Top 100 Package downloads

Package_overall_sorted_100 <- Package_overall_sorted[1:100, ]

Package_top100 <- Package_overall_sorted_100 %>%
  ggplot(aes(reorder(x = package, rank), y = downloaded, group = 1)) +
  geom_area(color = "#ba6072", fill = "#ba6072") +
  geom_point() +
  geom_line(aes(package)) +
  theme(legend.position = "none") +
  labs(x = "Packages", y = "Total number of downloads") +
  theme(
    axis.text.y = element_text(angle = 90, hjust = 1),
    axis.text.x = element_text(angle = 90, hjust = 1),
    legend.position = "none"
  ) +
  ggtitle("Top 100 packages for 2018")

Package_top100

library(knitr)
knitr::kable(Package_overall_sorted_100)

package	downloaded	rank
Rcpp	36889	1
rlang	30500	2
stringi	30293	3
ggplot2	29210	4
tibble	27107	5
pillar	26885	6
cli	25126	7
glue	24934	8
digest	24931	9
stringr	24876	10
crayon	24712	11
utf8	24052	12
dplyr	23192	13
assertthat	23116	14
R6	23008	15
magrittr	22334	16
scales	21860	17
BH	21455	18
plyr	20654	19
reshape2	20550	20
readxl	20112	21
pkgconfig	19122	22
lazyeval	18877	23
viridisLite	18745	24
RColorBrewer	18737	25
munsell	18599	26
jsonlite	18522	27
yaml	18319	28
colorspace	18063	29
curl	17960	30
readr	17833	31
gtable	17557	32
knitr	17346	33
labeling	17192	34
hms	17065	35
withr	16902	36
mime	16688	37
purrr	16424	38
bindrcpp	16283	39
cellranger	16159	40
plogr	16033	41
tidyselect	15773	42
tidyr	15689	43
rematch	15422	44
htmltools	15364	45
evaluate	15074	46
bindr	15029	47
backports	15023	48
markdown	14429	49
highr	14306	50
rmarkdown	13950	51
base64enc	13937	52
data.table	13921	53
haven	13804	54
openssl	13552	55
fansi	13384	56
lubridate	12769	57
httr	12680	58
forcats	12508	59
rstudioapi	12481	60
rprojroot	12386	61
zoo	11823	62
tidyverse	11499	63
broom	11334	64
httpuv	10717	65
sp	10541	66
DBI	10512	67
shiny	10282	68
xml2	10134	69
lme4	9892	70
dichromat	9852	71
bitops	9595	72
car	9523	73
whisker	9495	74
tinytex	9342	75
gridExtra	9238	76
RcppEigen	9215	77
htmlwidgets	9142	78
callr	9001	79
caTools	8763	80
xtable	8740	81
quantreg	8467	82
xfun	8274	83
sourcetools	8162	84
processx	8144	85
devtools	8019	86
nloptr	7988	87
later	7912	88
maptools	7907	89
mvtnorm	7840	90
dbplyr	7836	91
rvest	7692	92
SparseM	7466	93
selectr	7403	94
abind	7367	95
reprex	7287	96
rJava	7204	97
xts	7145	98
MatrixModels	7101	99
modelr	7091	100

Network analysis - Doing something more with this data?
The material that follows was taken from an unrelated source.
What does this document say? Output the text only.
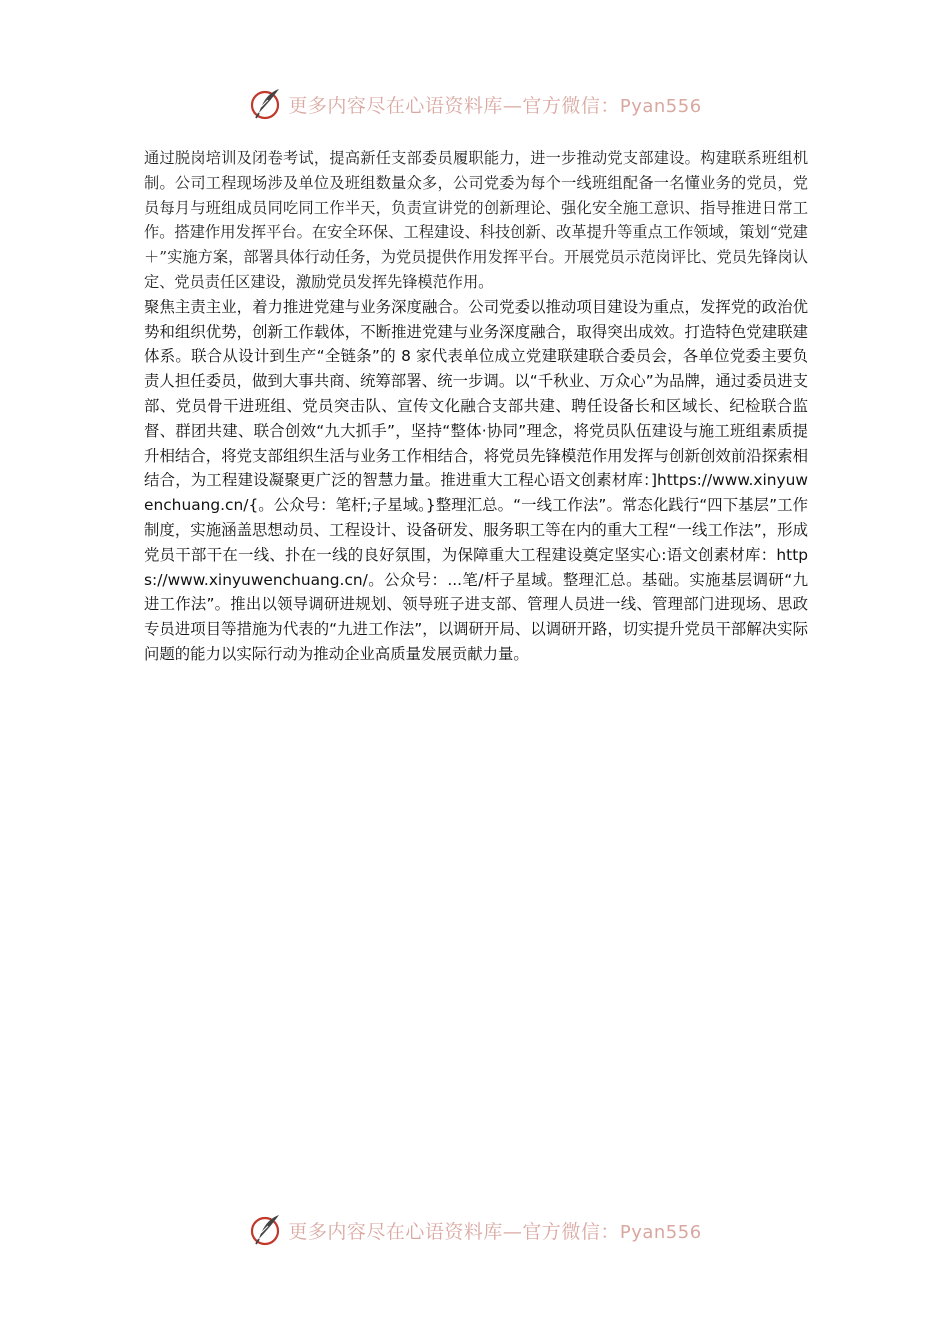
更多内容尽在心语资料库—官方微信：Pyan556

通过脱岗培训及闭卷考试，提高新任支部委员履职能力，进一步推动党支部建设。构建联系班组机制。公司工程现场涉及单位及班组数量众多，公司党委为每个一线班组配备一名懂业务的党员，党员每月与班组成员同吃同工作半天，负责宣讲党的创新理论、强化安全施工意识、指导推进日常工作。搭建作用发挥平台。在安全环保、工程建设、科技创新、改革提升等重点工作领域，策划“党建＋”实施方案，部署具体行动任务，为党员提供作用发挥平台。开展党员示范岗评比、党员先锋岗认定、党员责任区建设，激励党员发挥先锋模范作用。

聚焦主责主业，着力推进党建与业务深度融合。公司党委以推动项目建设为重点，发挥党的政治优势和组织优势，创新工作载体，不断推进党建与业务深度融合，取得突出成效。打造特色党建联建体系。联合从设计到生产“全链条”的 8 家代表单位成立党建联建联合委员会，各单位党委主要负责人担任委员，做到大事共商、统筹部署、统一步调。以“千秋业、万众心”为品牌，通过委员进支部、党员骨干进班组、党员突击队、宣传文化融合支部共建、聘任设备长和区域长、纪检联合监督、群团共建、联合创效“九大抓手”，坚持“整体·协同”理念，将党员队伍建设与施工班组素质提升相结合，将党支部组织生活与业务工作相结合，将党员先锋模范作用发挥与创新创效前沿探索相结合，为工程建设凝聚更广泛的智慧力量。推进重大工程心语文创素材库：]https://www.xinyuwenchuang.cn/{。公众号：笔杆;子星域。}整理汇总。“一线工作法”。常态化践行“四下基层”工作制度，实施涵盖思想动员、工程设计、设备研发、服务职工等在内的重大工程“一线工作法”，形成党员干部干在一线、扑在一线的良好氛围，为保障重大工程建设奠定坚实心:语文创素材库：https://www.xinyuwenchuang.cn/。公众号：...笔/杆子星域。整理汇总。基础。实施基层调研“九进工作法”。推出以领导调研进规划、领导班子进支部、管理人员进一线、管理部门进现场、思政专员进项目等措施为代表的“九进工作法”，以调研开局、以调研开路，切实提升党员干部解决实际问题的能力以实际行动为推动企业高质量发展贡献力量。

更多内容尽在心语资料库—官方微信：Pyan556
• As with the previous data I wanted to do something more meaningful with this that goes beyond descriptive.
• That got me thinking of chains or more specifically edges and networks. I wasn’t sure if this would lead to anything meaningful but I attempted it nonetheless.

A basic example:

knitr::include_graphics("Chain.png")

We can take the above diagram and represent it within a network of connected nodes. Essentially, we have 5 nodes and we have an edge list (showing how the nodes are connected) with 4 entries. We can visualise it below:

library(visNetwork)
nodes <- data.frame(
  id = 1:5,
  color.background = c("#FF0000", "#00FF00", "#0000FF", "#FFFF00", "#CCEEFF"),
  label = c("ggplot2", "car", "stats", "leaflet", "caret")
)
edges <- data.frame(from = c(1, 2, 3, 4), to = c(2, 3, 4, 5))
visNetwork(nodes, edges, width = "100%")

Depending on the edges we can have some nodes that are more connected (i.e. they have a higher degree):

library(visNetwork)
nodes <- data.frame(
  id = 1:5,
  color.background = c("#FF0000", "#00FF00", "#0000FF", "#FFFF00", "#CCEEFF"),
  label = c("ggplot2", "car", "stats", "leaflet", "caret")
)
edges <- data.frame(from = c(1, 3, 4, 3), to = c(2, 4, 5, 5))
visNetwork(nodes, edges, width = "100%")

There is a lot more to network analysis and graph theory but essentially we will be using these basic concepts to build a far more complex network.

Deep into the network:

library(igraph)
library(qgraph)

DF_ZA_adapt <- DF_ZA_sorted_2018_mutated %>% mutate(month = month(date))
DF_ZA_adapt <- DF_ZA_adapt %>% mutate(package_download = as.factor(package))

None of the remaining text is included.